The COVID-19 pandemic has undoubtedly changed the world of work forever.
Josh Bersin, a HR analyst, is clear that if companies can manage the current shift to remote working, and implement a whole new set of benefits and programs around mental health and resilience, they can do it for the long term.
However, according to Bersin’s presentation at a recent webinar held by HR tech firm Applaud, success and future-proofed strategies rely on the continuing idea that “our job [in HR] is to constantly figure out what we can do to make employee lives more productive”.

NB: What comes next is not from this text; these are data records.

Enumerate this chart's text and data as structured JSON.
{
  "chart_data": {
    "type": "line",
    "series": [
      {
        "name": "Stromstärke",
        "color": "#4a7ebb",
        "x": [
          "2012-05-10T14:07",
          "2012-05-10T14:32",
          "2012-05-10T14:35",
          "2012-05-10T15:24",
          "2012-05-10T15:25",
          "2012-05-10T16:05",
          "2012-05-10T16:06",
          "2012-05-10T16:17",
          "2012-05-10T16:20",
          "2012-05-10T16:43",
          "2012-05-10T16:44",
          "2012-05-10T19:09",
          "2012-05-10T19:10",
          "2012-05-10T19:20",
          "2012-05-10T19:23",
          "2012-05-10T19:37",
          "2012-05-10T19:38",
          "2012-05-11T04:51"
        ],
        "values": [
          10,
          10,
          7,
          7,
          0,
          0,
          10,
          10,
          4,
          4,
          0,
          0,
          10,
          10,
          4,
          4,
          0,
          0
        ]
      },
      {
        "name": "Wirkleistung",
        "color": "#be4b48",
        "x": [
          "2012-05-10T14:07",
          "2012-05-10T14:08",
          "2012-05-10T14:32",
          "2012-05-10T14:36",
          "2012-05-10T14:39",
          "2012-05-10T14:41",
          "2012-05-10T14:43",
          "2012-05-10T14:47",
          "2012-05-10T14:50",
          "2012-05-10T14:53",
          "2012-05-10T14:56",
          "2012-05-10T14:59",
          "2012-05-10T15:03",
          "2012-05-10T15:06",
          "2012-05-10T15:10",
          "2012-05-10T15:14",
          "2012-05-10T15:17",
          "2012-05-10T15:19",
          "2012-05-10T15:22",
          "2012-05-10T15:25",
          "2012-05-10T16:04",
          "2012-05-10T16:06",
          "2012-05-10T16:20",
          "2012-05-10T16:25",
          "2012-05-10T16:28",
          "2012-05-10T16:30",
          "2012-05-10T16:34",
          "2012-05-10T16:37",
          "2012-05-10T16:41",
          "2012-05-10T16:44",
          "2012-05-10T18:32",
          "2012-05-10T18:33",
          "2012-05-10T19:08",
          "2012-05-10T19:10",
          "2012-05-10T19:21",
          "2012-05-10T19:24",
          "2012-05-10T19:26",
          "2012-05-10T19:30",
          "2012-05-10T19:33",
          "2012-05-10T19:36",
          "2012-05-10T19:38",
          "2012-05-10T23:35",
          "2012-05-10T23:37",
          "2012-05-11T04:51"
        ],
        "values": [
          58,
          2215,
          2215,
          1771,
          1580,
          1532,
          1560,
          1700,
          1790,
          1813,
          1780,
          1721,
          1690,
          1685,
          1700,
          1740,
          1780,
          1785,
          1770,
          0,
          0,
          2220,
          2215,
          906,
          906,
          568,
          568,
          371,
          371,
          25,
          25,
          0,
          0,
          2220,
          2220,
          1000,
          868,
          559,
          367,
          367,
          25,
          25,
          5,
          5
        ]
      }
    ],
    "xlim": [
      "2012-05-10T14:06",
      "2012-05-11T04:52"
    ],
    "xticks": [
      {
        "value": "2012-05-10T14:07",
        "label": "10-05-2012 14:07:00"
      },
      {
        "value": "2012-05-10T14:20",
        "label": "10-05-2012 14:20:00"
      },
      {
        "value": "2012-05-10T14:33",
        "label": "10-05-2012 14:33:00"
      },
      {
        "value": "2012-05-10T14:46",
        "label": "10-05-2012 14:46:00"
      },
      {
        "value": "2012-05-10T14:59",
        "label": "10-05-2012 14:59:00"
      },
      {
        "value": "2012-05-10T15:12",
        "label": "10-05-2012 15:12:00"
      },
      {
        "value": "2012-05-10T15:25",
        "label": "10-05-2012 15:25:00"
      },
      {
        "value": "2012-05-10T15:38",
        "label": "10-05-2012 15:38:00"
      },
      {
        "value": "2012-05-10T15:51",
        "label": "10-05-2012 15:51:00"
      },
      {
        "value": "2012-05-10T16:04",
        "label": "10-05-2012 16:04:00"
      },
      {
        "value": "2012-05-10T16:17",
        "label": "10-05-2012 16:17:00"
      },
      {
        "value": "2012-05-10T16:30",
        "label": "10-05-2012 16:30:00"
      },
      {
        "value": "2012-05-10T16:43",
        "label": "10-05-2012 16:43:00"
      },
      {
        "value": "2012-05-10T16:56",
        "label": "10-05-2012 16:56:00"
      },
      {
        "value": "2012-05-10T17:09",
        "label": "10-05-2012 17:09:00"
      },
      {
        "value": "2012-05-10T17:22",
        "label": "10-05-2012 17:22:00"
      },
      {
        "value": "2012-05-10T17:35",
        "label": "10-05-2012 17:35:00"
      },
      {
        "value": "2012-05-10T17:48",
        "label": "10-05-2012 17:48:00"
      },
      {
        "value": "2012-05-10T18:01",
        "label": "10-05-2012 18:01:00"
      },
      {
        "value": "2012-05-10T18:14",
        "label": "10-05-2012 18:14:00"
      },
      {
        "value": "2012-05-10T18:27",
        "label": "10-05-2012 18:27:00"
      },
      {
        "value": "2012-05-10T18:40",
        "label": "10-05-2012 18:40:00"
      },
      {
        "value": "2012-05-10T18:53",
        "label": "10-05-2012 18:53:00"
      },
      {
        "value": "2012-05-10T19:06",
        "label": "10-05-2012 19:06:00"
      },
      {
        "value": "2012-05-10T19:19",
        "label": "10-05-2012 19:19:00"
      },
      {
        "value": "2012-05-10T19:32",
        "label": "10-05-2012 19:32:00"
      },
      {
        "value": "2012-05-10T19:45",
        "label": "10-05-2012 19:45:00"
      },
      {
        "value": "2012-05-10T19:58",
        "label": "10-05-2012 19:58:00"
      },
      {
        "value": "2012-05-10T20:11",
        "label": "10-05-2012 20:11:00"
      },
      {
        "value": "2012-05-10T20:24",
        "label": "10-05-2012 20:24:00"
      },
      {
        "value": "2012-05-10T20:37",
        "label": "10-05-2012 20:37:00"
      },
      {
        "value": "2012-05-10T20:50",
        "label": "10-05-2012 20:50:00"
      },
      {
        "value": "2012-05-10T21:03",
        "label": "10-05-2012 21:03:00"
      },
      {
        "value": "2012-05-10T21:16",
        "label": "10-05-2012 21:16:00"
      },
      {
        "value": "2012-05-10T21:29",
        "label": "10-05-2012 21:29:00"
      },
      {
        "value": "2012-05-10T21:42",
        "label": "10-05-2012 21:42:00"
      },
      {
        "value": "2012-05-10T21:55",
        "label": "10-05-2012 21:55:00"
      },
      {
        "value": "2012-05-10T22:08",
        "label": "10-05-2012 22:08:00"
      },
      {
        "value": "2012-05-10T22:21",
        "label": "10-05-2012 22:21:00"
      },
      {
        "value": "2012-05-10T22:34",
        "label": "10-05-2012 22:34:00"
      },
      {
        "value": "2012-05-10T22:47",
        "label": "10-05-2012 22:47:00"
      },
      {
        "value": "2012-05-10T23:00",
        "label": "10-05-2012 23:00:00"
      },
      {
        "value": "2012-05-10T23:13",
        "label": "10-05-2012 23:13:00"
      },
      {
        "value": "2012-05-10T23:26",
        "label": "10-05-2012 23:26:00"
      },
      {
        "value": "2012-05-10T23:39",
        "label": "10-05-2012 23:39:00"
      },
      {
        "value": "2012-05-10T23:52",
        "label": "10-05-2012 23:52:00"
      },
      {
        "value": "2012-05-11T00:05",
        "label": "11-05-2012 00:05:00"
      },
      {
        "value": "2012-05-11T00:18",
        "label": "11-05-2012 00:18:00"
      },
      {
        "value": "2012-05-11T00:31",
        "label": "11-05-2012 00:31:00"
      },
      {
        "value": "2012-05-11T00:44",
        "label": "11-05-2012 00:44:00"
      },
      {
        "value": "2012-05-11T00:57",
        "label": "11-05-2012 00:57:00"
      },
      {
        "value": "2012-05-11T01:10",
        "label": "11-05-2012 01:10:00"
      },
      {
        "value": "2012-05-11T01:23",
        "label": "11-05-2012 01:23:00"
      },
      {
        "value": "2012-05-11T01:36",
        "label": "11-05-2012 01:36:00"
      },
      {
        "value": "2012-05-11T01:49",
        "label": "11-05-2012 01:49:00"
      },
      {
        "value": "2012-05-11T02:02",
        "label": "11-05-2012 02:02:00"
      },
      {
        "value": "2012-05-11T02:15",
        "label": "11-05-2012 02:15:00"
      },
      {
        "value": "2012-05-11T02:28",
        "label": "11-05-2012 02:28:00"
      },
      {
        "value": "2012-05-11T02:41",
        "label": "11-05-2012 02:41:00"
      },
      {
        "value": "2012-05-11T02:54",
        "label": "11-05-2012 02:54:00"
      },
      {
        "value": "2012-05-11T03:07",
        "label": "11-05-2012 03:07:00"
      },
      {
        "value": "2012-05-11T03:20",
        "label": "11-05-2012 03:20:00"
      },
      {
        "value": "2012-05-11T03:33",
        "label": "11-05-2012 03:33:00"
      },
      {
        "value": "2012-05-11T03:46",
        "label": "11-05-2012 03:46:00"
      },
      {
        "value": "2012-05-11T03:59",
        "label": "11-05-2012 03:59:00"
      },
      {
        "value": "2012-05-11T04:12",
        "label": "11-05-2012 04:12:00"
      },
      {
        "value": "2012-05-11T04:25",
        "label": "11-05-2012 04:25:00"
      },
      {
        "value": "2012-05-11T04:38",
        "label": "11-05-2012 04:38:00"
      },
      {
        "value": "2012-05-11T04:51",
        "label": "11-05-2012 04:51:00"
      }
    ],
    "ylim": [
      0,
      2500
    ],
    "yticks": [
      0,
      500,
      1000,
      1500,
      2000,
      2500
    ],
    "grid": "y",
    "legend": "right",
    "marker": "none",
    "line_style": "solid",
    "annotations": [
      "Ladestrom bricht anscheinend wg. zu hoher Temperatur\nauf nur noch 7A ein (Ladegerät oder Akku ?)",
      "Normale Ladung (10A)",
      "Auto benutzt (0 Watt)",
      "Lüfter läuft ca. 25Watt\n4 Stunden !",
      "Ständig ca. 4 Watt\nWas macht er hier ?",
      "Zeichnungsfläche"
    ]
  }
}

Firms must do this by focusing on employee experience (EX), according to Bersin. Importantly, this is different from “employee relations”, which is an outdated way of thinking about overall EX.
This is particularly important since we are in the middle of a ‘Great Resignation’.
“The job market is going crazy,” Bersin states. Companies must retain staff by keeping them happy and productive at work but also work tirelessly to attract new talent.
There is a clear business case for prioritizing EX.
“If you can’t hire people in a growing economy, you can’t grow; and [if] you can’t grow, then your competitors are probably taking your market share from you,” notes Bersin.
Successful EX strategies and tools
According to a report by Bersin’s firm, EX is multi-faceted and “employees are telling us with lots of data that they want and need it”.
The report looked at six categories of EX, along with technology. These are: the job itself, management, the workplace, health, wellbeing and inclusivity, opportunity to grow in your career, and trust in leadership.
While tech tools are important to getting EX right, “trust, integrity, fairness, inclusion and belonging are even more important,” according to Bersin. He believes that if organizations can get those aspects right, people will forgive imperfect tech.
He is excited about the emerging market of EX tools that allow employers, and particularly HR and managers, to continue to fix design issues that affect employees.
He explains that EX tools now sit between the back-end core HR system and the productivity layer that contains the likes of Microsoft Teams, Zoom and Slack.
This means companies don’t have to wait for their core HR system to innovate and become easy to use; they can put another tool of their choice – like Applaud, Microsoft Viva or ServiceNow – on top.
With the help of these EX products, HR teams can design whatever they need, without waiting for an IT expert.
Bersin recommends that HR does this in collaboration with other teams asking for tools and support, particularly those that will be frequent users. If this is successful, organizations will achieve their aims for employees as well as business outcomes, he suggests.
Although EX strategies, including designing and implementing tools, takes time, ultimately “it will free HR teams from the complexity of dealing with technical issues in HR tech and allow time to get to know what employees are really doing”.
This, in turn, will lead to a better understanding of what tools, training and connections people need to do their jobs even better.
Ultimately, EX tools allow HR professionals to carry out the bread and butter tasks of their role to the best of their ability, without distraction.
What does the future hold?
Bersin predicts that the future of EX will be a “holy war” where more and more HR tech platforms and vendors build an increasing number of development tools.
This is a really important direction for the market, he states.
Choice is key for employers to decide which vendor is offering the best solutions for their employees – rather than firms simply having to settle for what’s already available.